Fighting-off the fear of its own dissolution, additional funding for the film was acquired through the crowdsourcing funding platform Indiegogo. Intrinsic to the story of art history, from Renaissance Europe to feudal Japan, is the patronage system. From Leonardo da Vinci to William Shakespeare, kings, popes and aristocracies have supported artists. Is it a problem that art consists of ideas but can also be a commodity which is bought and sold?
When an artist uses a conceptual form of art, it means that all of the planning and decisions are made beforehand and the execution is a perfunctory affair… Most ideas that are successful are ludicrously simple. Successful ideas generally have the appearance of simplicity because they seem inevitable.

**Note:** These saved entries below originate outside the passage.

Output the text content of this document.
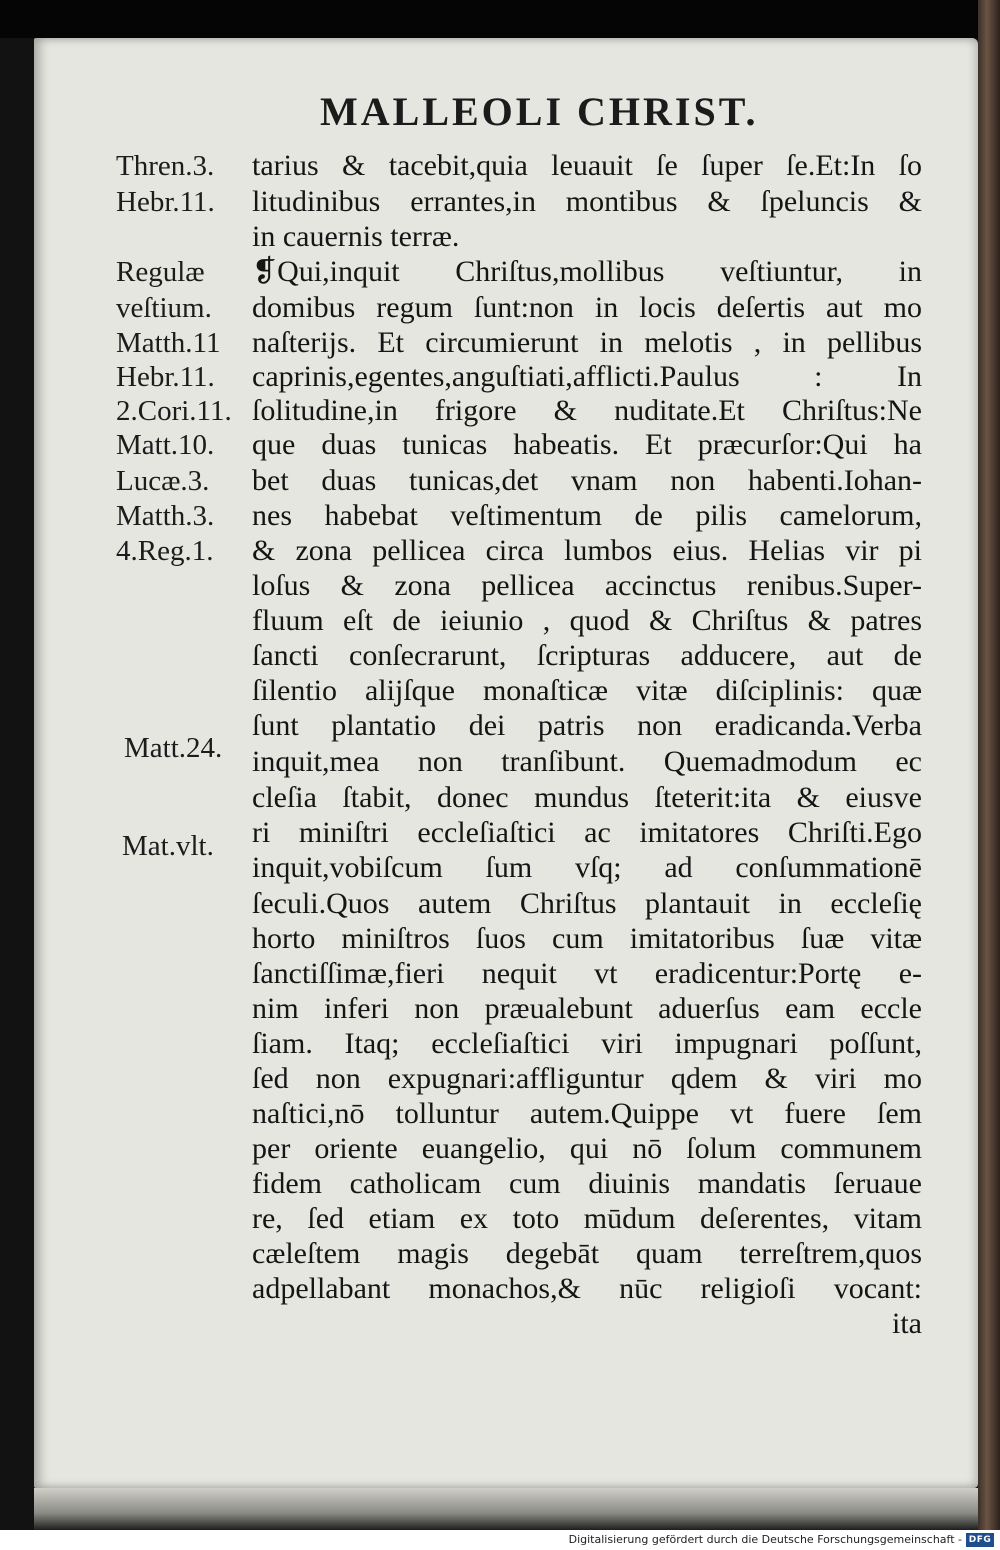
MALLEOLI CHRIST.
Thren.3.
Hebr.11.
Regulæ
veſtium.
Matth.11
Hebr.11.
2.Cori.11.
Matt.10.
Lucæ.3.
Matth.3.
4.Reg.1.
Matt.24.
Mat.vlt.
tarius & tacebit,quia leuauit ſe ſuper ſe.Et:In ſo
litudinibus errantes,in montibus & ſpeluncis &
in cauernis terræ.
❡Qui,inquit Chriſtus,mollibus veſtiuntur, in
domibus regum ſunt:non in locis deſertis aut mo
naſterijs. Et circumierunt in melotis , in pellibus
caprinis,egentes,anguſtiati,afflicti.Paulus : In
ſolitudine,in frigore & nuditate.Et Chriſtus:Ne
que duas tunicas habeatis. Et præcurſor:Qui ha
bet duas tunicas,det vnam non habenti.Iohan-
nes habebat veſtimentum de pilis camelorum,
& zona pellicea circa lumbos eius. Helias vir pi
loſus & zona pellicea accinctus renibus.Super-
fluum eſt de ieiunio , quod & Chriſtus & patres
ſancti conſecrarunt, ſcripturas adducere, aut de
ſilentio alijſque monaſticæ vitæ diſciplinis: quæ
ſunt plantatio dei patris non eradicanda.Verba
inquit,mea non tranſibunt. Quemadmodum ec
cleſia ſtabit, donec mundus ſteterit:ita & eiusve
ri miniſtri eccleſiaſtici ac imitatores Chriſti.Ego
inquit,vobiſcum ſum vſq; ad conſummationē
ſeculi.Quos autem Chriſtus plantauit in eccleſię
horto miniſtros ſuos cum imitatoribus ſuæ vitæ
ſanctiſſimæ,fieri nequit vt eradicentur:Portę e-
nim inferi non præualebunt aduerſus eam eccle
ſiam. Itaq; eccleſiaſtici viri impugnari poſſunt,
ſed non expugnari:affliguntur qdem & viri mo
naſtici,nō tolluntur autem.Quippe vt fuere ſem
per oriente euangelio, qui nō ſolum communem
fidem catholicam cum diuinis mandatis ſeruaue
re, ſed etiam ex toto mūdum deſerentes, vitam
cæleſtem magis degebāt quam terreſtrem,quos
adpellabant monachos,& nūc religioſi vocant:
ita
Digitalisierung gefördert durch die Deutsche Forschungsgemeinschaft - DFG
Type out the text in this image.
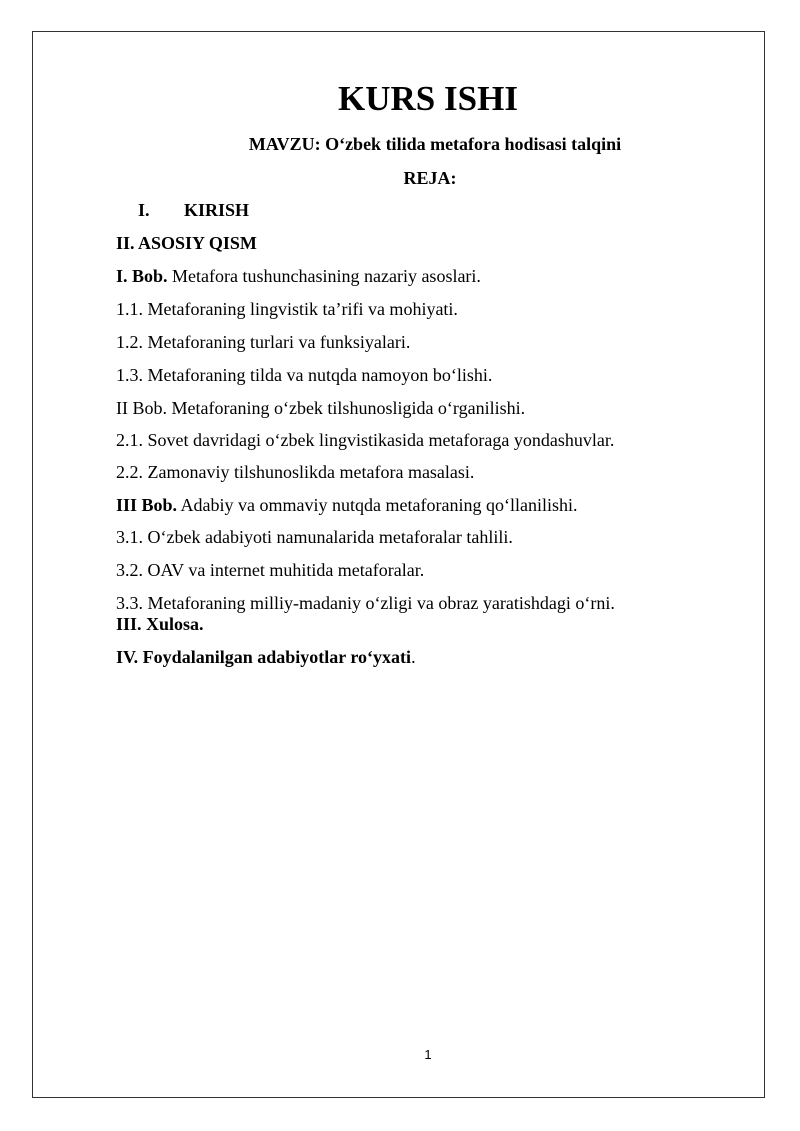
KURS ISHI
MAVZU: O‘zbek tilida metafora hodisasi talqini
REJA:
I. KIRISH
II. ASOSIY QISM
I. Bob. Metafora tushunchasining nazariy asoslari.
1.1. Metaforaning lingvistik ta’rifi va mohiyati.
1.2. Metaforaning turlari va funksiyalari.
1.3. Metaforaning tilda va nutqda namoyon bo‘lishi.
II Bob. Metaforaning o‘zbek tilshunosligida o‘rganilishi.
2.1. Sovet davridagi o‘zbek lingvistikasida metaforaga yondashuvlar.
2.2. Zamonaviy tilshunoslikda metafora masalasi.
III Bob. Adabiy va ommaviy nutqda metaforaning qo‘llanilishi.
3.1. O‘zbek adabiyoti namunalarida metaforalar tahlili.
3.2. OAV va internet muhitida metaforalar.
3.3. Metaforaning milliy-madaniy o‘zligi va obraz yaratishdagi o‘rni.
III. Xulosa.
IV. Foydalanilgan adabiyotlar ro‘yxati.
1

Minimal artists Dan Flavin and Donald Judd respectively used mass produced objects and basic structures as materials to get closer to what they called ‘the essence of art’ in a move away from the gesturual, identifying marks of Abstract Expressionism. Bristol-born street artist Banksy continues to uphold his anonymity and create graffiti art around the world and yet the walls his works are painted on are now being protected and sell for hundreds of thousands of pounds. Is there something to do this appearance of simplicity that when combined with financial success feels inauthentic and phoney?
Is being a commercial success the death knell for your artistic ability? Is selling art and an art in itself? Can you choose between art and living the life of an artist? In the age of crowdsourced-funding and the internet, does the ‘starving artist’ exist anymore? Discuss.